Mr. Arthur "After" Stoddard was our ancestor.
Violet apparently remarried in 1771. I have found no further record of Dover.
treestar
(82,383 posts)Once again, it was the rich.
But they supported the system. Similar to people now - always think you're going to get rich, so you vote for those who will look out for the rich.
ProfessorGAC
(64,989 posts)But it's beside the point.
Sharing the responsibility is how society works.
Nobody in my family has General Dynamics stock, but our taxes still go there by the train car load.
Just because one, or their ancestors didn't own slaves, american families did.
It's not about the individual. It's about society overall.
JCMach1
(27,555 posts)My family tree has
-Slave owners
-Confederate and Union soldiers
-first gen Mormons
-several genocided NA tribes
-French nobility
-poor farmers
-KKK
-People who married first cousins
-one saintly woman who had 18 kids including 3 sets of twins and also raised some of her grandkids
But essentially, if you had white ancestors in the south they probably owned slaves at some point. Not why you dig,but you will find it.
Hortensis
(58,785 posts)defends the slavery-based economy, though some romanticize white life IN the big houses, huge ignorance where the women are concerned of course. I have met a couple who expressed their rancid racism by insisting AA were more suited to slavery than freedom, but that's entirely different.

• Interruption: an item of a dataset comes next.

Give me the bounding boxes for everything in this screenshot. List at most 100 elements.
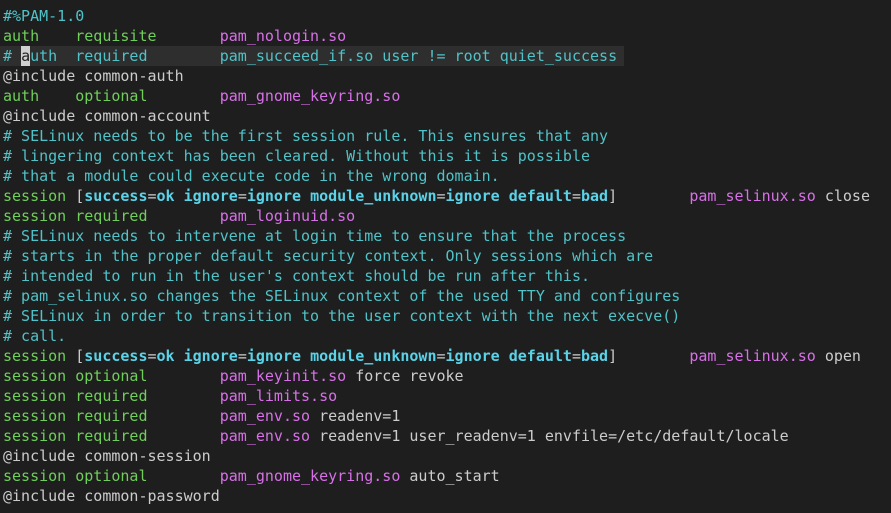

Where are all these people who defend the plantation economy? Many poor people in the antebellum era supported it in spite of the reality that it made a very small proportion wealthy, supported a vestigial middle class, mainly on the coasts to support the wealthy, refused to let the south industrialize, and left the vast majority of people living anywhere from very modestly to dirt poor, struggling on hardscrabble farms. And that is the actual history of most families in the south. You still see the legacy of generations of poverty in the tough but small and scrawny bodies of some here in Georgia.
The south only finally started leaving its history of deep and widespread poverty behind after the Civil Rights Act of 1964, which created an adequate labor force that allowed industry to move in and hire both races to work together, and finally create middle class living.
Now, if you want to argue for a geographic culture-based loyalty and cohesion, that's another matter. The southern fondness for its own culture and rejection of all the northeast wrongly and rightly has meant to them for 500 years is still entrenched, though not a fraction of what it was at the time of the Civil War.